On the other hand, if both firms aren't parties to the agreement, then you'll probably have a tougher time transitioning clients. That was Shak Hill's experience. Thanks to the terms of his agreement with Wachovia, he wasn't allowed to contact clients directly. Instead, he had to resort to sending out a mailing on the day he handed in his resignation telling his clients that he had set up his own practice — and hoping that his clients would contact him.

You also might need to calculate how long it will be before you begin matching your old income. The rule of thumb is that for the first three to six months, your revenues will decrease, even as you are taking on startup costs, which, for a single-principal RIA, generally come to about $30,000, according to Palaveev. Trouble is, these days, you're also dealing with a loss of income, thanks to the falling value of portfolios. So, you may have to figure it will take longer than usual to break even.

In addition, there's the matter of financing. While most advisors self-fund their moves to independence, some also take out bank lines of credit — something that's increasingly difficult in this environment. Even as early as August, Caplan, for one, says he had a tough time getting a line of credit. He spoke to at least four banks that refused to even discuss the matter and three others that turned him down before finally getting an okay from a fourth institution. (He doesn't want to say how much the line of credit was for.) On the other hand, some b/ds and custodians do help with financing. For example, Schwab Institutional provides a five-year term note with a one-year draw period, according to John Furey, director of strategic business development for Schwab Institutional. And Raymond James provides help with startup expenses, offering a combination of cash and loans.

If finding the cash for startup expenses is a problem, you might want to consider a few cost-saving options. One is working from home. “You can run on a shoestring if necessary,” says Smith. Hill, for one, turned the downstairs sitting room just inside his front door into a plush conference room. He also is running a bare-bones operation, letting his b/d handle compliance, for instance, and hiring administrative help only during extra busy times — for example, when he sends out Christmas presents to clients. Hill says he has about nine months of emergency cash saved, and expects to recoup his lost income in a year.

Another alternative is to join an existing independent practice. It's an obvious way to cut down on both startup costs and overhead. “I'm seeing more advisors considering plugging into an existing RIA practice,” says Furey. “That way, they don't have to run the business and work with clients.” According to Furey, he recently advised five firms in a single week about the best way to bring a wirehouse broker on board — that number is considerably higher than usual, he says.

Joining an existing practice is the route that Grace Toh has taken. She and her partner left an international private bank in November to join Spire Investment Partners, an independent b/d and RIA in Mclean, Va., instead of starting their own company. “You're up and running more quickly,” she says. Her new firm provides compliance, back office support, a telephone system and other services, according to Toh, giving her the opportunity to focus on client relationships and prospecting.

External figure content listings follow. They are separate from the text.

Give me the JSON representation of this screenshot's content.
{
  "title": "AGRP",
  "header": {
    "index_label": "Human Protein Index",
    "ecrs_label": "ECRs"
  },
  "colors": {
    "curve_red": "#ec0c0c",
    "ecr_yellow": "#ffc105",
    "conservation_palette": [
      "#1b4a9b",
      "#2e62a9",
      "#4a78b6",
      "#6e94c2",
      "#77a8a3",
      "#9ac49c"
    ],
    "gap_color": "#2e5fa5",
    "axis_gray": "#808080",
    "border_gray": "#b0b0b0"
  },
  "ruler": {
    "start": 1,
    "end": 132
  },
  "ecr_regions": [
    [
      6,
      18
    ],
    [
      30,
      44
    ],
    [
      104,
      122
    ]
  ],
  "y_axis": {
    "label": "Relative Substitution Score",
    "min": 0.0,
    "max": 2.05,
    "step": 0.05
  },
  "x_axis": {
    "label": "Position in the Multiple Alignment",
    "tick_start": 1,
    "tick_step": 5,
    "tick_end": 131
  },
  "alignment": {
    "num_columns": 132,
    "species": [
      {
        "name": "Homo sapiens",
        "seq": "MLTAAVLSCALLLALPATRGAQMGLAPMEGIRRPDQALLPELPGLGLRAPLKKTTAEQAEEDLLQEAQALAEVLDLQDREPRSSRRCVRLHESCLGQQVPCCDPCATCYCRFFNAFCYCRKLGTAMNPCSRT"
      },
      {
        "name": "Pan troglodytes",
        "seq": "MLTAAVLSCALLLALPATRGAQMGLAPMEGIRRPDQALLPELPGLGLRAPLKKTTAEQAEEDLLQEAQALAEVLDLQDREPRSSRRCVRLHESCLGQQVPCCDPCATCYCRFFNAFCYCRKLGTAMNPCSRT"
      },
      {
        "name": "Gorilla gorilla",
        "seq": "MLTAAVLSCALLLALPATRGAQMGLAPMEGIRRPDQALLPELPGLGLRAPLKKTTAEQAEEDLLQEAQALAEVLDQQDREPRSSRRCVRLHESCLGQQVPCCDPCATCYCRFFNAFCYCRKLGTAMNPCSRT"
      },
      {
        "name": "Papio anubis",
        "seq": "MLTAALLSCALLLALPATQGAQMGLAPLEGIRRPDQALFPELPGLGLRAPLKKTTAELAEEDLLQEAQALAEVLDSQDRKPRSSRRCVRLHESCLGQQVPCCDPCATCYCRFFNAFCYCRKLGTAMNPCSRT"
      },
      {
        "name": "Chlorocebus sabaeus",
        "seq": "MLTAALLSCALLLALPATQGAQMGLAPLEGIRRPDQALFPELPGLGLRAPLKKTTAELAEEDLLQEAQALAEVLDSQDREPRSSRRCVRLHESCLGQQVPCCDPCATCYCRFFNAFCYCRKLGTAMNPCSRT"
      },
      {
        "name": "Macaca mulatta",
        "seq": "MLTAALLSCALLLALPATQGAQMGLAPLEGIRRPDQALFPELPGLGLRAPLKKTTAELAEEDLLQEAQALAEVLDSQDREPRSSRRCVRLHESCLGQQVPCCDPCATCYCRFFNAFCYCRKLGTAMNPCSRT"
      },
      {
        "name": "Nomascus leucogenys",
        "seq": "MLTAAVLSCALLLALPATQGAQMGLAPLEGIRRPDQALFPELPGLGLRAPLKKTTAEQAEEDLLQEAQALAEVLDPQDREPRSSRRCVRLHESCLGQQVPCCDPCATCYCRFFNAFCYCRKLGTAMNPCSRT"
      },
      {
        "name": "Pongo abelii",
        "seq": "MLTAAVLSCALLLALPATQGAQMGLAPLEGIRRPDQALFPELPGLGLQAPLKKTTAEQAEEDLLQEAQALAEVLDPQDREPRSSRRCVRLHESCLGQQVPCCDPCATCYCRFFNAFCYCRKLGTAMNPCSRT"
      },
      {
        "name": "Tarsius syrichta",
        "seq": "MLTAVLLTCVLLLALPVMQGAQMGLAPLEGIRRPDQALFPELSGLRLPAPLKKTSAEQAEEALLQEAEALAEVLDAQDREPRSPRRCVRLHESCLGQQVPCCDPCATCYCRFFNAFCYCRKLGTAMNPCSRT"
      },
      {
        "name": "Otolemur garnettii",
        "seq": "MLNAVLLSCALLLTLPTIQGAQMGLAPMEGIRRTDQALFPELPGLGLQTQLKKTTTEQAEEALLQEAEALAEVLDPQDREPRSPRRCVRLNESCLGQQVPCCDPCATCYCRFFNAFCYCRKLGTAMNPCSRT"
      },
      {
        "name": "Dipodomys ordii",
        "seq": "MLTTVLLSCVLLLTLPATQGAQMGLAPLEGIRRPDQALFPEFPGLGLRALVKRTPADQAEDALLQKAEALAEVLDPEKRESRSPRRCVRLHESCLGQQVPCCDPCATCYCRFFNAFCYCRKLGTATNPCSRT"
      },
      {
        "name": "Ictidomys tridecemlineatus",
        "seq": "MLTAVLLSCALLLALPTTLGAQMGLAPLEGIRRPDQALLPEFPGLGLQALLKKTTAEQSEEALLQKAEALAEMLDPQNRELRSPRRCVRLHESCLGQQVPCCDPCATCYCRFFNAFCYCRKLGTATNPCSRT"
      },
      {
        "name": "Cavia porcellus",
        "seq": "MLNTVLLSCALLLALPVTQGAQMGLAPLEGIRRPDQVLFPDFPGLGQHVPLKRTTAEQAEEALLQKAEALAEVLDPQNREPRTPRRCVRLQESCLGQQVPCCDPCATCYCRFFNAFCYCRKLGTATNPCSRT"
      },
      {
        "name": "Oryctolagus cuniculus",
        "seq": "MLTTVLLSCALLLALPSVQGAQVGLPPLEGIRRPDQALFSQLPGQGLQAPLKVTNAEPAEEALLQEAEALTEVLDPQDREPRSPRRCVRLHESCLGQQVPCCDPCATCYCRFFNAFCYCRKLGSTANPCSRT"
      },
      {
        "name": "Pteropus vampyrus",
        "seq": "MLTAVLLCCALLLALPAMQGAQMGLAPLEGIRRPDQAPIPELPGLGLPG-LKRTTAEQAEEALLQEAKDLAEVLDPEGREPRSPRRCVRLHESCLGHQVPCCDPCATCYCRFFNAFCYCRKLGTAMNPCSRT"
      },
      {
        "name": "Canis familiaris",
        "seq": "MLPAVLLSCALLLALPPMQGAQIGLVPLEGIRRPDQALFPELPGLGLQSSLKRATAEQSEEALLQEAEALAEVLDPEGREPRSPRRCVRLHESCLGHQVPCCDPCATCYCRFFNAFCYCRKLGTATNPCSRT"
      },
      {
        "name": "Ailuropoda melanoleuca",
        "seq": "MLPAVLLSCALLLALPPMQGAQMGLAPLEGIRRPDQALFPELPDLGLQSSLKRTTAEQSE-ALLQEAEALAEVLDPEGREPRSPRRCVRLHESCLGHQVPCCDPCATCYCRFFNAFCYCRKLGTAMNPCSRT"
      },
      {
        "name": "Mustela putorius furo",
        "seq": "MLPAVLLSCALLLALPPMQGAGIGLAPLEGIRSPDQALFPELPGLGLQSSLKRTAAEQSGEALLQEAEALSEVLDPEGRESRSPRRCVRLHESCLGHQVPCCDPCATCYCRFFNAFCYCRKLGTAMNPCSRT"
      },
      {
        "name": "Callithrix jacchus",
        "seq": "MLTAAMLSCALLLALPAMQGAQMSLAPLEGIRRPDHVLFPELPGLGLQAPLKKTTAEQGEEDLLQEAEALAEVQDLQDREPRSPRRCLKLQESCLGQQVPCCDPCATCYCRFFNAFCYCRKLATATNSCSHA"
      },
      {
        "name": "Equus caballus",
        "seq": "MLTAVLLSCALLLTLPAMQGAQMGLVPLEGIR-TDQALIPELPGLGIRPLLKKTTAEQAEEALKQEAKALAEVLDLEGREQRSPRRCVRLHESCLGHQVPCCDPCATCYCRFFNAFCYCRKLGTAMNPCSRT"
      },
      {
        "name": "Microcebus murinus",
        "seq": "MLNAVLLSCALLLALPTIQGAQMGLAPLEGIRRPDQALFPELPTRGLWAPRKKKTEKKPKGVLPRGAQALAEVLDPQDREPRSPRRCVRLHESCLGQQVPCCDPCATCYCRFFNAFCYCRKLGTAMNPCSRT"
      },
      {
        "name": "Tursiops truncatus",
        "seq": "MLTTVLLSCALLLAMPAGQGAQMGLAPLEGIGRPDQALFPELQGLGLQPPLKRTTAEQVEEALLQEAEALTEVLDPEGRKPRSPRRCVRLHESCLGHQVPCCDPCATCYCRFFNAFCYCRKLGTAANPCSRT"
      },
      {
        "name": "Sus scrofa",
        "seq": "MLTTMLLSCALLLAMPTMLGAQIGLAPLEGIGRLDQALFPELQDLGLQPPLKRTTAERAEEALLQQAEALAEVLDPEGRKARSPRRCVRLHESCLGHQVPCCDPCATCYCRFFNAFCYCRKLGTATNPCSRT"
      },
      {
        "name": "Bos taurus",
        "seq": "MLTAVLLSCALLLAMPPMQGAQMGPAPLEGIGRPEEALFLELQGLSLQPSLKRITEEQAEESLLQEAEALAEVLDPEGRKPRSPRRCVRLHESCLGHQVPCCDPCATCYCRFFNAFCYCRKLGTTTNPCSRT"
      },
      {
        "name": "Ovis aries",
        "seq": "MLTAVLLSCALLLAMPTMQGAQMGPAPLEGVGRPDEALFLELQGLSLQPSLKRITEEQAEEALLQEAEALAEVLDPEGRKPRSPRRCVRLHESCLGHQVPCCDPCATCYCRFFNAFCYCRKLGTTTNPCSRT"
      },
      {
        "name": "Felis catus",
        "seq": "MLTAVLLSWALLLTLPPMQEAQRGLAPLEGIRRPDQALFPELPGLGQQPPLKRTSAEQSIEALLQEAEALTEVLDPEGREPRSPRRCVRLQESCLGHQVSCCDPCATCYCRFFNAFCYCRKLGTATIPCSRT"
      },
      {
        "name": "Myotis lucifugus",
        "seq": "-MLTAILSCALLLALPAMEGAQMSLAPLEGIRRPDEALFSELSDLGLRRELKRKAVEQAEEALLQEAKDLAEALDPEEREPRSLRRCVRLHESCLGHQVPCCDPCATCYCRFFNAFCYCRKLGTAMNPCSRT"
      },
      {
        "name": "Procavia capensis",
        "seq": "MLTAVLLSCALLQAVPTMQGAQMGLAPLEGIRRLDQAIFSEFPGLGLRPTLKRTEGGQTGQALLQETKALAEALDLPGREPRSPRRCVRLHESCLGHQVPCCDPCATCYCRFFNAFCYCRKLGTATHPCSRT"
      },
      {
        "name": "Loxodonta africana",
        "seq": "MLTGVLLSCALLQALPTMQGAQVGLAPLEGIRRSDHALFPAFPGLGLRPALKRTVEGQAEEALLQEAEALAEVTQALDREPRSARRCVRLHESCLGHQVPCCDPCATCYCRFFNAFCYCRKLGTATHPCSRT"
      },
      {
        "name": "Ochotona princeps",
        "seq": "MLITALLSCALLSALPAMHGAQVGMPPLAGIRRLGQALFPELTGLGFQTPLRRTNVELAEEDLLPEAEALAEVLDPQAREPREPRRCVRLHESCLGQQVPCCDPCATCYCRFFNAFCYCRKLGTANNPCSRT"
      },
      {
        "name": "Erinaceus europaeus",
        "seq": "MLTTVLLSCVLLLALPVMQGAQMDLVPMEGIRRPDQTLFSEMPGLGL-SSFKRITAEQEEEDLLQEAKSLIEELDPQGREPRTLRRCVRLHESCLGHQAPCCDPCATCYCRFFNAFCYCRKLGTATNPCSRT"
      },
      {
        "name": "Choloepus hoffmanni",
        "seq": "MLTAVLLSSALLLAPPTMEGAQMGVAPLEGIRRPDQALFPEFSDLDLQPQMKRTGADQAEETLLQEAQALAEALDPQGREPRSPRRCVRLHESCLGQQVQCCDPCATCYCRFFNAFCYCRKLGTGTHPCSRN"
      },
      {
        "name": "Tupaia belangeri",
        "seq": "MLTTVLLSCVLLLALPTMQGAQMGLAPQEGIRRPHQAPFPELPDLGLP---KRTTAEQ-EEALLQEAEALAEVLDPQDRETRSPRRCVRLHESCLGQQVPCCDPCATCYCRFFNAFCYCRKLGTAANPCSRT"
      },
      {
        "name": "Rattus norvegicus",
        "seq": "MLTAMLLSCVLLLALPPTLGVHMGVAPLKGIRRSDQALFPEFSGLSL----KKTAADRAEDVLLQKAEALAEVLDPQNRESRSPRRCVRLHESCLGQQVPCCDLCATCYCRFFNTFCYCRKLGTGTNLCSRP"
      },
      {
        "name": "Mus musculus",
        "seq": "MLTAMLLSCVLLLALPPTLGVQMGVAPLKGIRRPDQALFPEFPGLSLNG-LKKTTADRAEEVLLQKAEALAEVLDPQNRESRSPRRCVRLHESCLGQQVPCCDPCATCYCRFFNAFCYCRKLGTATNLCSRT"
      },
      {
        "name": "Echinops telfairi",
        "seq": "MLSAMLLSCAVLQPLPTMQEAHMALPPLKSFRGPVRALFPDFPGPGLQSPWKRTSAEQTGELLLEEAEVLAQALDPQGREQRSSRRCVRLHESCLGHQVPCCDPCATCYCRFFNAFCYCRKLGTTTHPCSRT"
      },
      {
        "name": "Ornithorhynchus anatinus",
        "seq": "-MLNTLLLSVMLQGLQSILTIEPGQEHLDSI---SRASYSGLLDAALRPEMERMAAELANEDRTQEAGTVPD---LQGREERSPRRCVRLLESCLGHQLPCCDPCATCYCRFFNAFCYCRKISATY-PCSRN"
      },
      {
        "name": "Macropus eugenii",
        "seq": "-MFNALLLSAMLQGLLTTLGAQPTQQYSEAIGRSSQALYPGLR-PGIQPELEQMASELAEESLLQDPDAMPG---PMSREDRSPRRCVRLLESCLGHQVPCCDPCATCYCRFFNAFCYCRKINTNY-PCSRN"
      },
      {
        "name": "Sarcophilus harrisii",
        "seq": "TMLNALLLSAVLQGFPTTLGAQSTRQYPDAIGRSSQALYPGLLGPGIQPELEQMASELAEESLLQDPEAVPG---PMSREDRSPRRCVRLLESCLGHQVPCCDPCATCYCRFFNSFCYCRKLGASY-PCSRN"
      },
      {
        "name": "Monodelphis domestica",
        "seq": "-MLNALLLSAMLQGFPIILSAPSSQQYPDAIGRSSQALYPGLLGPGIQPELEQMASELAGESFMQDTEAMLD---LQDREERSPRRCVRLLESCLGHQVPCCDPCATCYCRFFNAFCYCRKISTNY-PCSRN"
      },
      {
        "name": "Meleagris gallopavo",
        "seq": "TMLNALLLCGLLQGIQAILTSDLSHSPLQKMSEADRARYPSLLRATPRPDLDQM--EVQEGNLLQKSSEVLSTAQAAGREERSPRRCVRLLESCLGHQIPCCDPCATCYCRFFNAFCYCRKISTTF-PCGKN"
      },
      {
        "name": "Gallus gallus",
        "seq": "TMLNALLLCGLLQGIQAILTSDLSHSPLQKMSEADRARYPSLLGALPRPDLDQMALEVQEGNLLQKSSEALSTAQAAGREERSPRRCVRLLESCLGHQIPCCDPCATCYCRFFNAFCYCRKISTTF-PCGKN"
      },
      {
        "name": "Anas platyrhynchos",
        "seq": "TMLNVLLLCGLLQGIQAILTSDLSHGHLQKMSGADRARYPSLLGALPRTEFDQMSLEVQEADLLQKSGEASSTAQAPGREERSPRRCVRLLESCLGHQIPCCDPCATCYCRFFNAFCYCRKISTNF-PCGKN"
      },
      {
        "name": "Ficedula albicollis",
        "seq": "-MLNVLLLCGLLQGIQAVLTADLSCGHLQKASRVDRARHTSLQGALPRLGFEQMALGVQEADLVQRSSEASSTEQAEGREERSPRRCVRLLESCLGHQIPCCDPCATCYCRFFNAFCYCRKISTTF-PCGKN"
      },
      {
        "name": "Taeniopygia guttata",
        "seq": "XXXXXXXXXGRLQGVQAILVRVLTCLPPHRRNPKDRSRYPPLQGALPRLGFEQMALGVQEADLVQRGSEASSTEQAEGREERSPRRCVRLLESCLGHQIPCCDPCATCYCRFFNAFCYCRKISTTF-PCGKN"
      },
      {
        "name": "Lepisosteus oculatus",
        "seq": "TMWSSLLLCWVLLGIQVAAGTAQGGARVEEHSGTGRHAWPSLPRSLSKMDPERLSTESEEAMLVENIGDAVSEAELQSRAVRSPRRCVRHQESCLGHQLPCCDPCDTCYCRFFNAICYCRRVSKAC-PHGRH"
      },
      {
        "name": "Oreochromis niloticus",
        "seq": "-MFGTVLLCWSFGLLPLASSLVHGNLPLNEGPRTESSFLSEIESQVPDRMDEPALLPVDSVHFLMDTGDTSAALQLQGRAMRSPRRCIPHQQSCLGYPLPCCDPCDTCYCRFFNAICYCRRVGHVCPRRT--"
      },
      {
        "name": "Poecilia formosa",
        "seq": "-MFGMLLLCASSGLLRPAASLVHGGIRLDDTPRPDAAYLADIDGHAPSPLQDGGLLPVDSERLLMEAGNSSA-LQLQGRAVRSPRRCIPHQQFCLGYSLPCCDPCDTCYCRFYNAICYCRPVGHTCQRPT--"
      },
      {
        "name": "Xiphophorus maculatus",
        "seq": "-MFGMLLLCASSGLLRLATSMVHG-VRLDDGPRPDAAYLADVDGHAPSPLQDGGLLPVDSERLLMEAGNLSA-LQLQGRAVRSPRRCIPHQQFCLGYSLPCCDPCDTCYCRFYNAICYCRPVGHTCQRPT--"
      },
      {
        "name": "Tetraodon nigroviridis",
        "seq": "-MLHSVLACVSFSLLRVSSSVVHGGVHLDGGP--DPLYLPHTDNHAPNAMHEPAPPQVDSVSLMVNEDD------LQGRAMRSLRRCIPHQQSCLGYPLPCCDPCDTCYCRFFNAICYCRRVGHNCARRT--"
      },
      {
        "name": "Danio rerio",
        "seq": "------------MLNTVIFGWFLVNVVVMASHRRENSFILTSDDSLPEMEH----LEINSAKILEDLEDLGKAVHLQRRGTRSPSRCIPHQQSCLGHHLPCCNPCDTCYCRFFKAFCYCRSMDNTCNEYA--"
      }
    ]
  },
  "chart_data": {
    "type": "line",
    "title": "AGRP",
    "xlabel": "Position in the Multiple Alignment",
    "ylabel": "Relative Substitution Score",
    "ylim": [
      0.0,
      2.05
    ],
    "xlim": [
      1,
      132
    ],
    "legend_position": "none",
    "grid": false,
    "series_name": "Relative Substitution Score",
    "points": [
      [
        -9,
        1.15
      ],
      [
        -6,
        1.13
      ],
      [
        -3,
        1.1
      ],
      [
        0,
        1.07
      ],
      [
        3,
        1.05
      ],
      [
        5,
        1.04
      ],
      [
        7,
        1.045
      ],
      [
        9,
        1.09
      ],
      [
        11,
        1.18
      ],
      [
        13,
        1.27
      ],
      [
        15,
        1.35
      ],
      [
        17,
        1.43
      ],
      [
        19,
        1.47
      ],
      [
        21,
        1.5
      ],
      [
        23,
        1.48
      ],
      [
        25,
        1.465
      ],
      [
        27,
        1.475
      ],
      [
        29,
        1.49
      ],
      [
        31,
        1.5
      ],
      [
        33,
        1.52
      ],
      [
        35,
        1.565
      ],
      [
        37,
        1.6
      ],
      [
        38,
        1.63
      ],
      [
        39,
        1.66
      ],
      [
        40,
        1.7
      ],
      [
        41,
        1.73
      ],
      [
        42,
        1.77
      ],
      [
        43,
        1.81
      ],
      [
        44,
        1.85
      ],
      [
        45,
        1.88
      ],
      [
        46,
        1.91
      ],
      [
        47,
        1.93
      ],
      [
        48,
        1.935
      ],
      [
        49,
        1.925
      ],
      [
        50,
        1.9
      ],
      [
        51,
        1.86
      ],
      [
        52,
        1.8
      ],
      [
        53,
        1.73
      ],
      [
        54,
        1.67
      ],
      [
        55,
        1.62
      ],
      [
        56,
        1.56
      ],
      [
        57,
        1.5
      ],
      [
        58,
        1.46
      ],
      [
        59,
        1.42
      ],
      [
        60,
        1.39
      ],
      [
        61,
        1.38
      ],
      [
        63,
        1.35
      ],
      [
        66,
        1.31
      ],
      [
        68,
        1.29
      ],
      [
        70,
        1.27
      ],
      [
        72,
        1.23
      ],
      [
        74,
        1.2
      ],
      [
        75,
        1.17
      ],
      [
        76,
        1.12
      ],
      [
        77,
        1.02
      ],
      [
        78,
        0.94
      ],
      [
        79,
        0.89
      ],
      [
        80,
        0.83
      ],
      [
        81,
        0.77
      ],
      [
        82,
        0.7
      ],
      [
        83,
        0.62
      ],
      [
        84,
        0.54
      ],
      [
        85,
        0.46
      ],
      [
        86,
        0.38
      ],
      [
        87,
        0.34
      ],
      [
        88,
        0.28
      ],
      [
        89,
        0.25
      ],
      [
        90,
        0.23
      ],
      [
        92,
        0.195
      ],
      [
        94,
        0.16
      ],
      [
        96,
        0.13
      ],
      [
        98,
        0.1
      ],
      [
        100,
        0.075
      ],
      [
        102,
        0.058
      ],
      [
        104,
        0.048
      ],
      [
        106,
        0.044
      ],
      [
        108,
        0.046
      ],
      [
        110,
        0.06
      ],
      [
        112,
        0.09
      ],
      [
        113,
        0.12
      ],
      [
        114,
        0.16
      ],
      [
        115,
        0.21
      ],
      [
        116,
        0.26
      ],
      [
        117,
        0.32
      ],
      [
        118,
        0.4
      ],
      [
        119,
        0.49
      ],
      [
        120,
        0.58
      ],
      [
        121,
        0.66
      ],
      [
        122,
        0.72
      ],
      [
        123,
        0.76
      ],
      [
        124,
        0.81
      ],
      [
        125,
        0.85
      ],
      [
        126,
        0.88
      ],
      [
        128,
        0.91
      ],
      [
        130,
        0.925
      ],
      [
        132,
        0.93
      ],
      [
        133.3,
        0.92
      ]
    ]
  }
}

Taking a team with you also helps. George Dunn, who recently left Smith Barney for Convergent Wealth Advisors in Rockville, Md., for example, brought with him his nine-person team, which manages $4 billion in assets. He also was joined by another team with which he had previously worked closely.

In fact, you may find open arms at existing independent firms if you go looking. Anticipating that a wave of advisors will defect to already-established independent firms, many of these firms are stepping up their recruiting efforts. Richard Dragotta, president of Integra Investment Service in Lyndhurst, N.J., says he is planning a series of mailings over the next six months to selected advisors that describe his firm and his intentions of going independent. His recruiting budget for the next year will double. Says Dragotta, “It's going to be a different world.”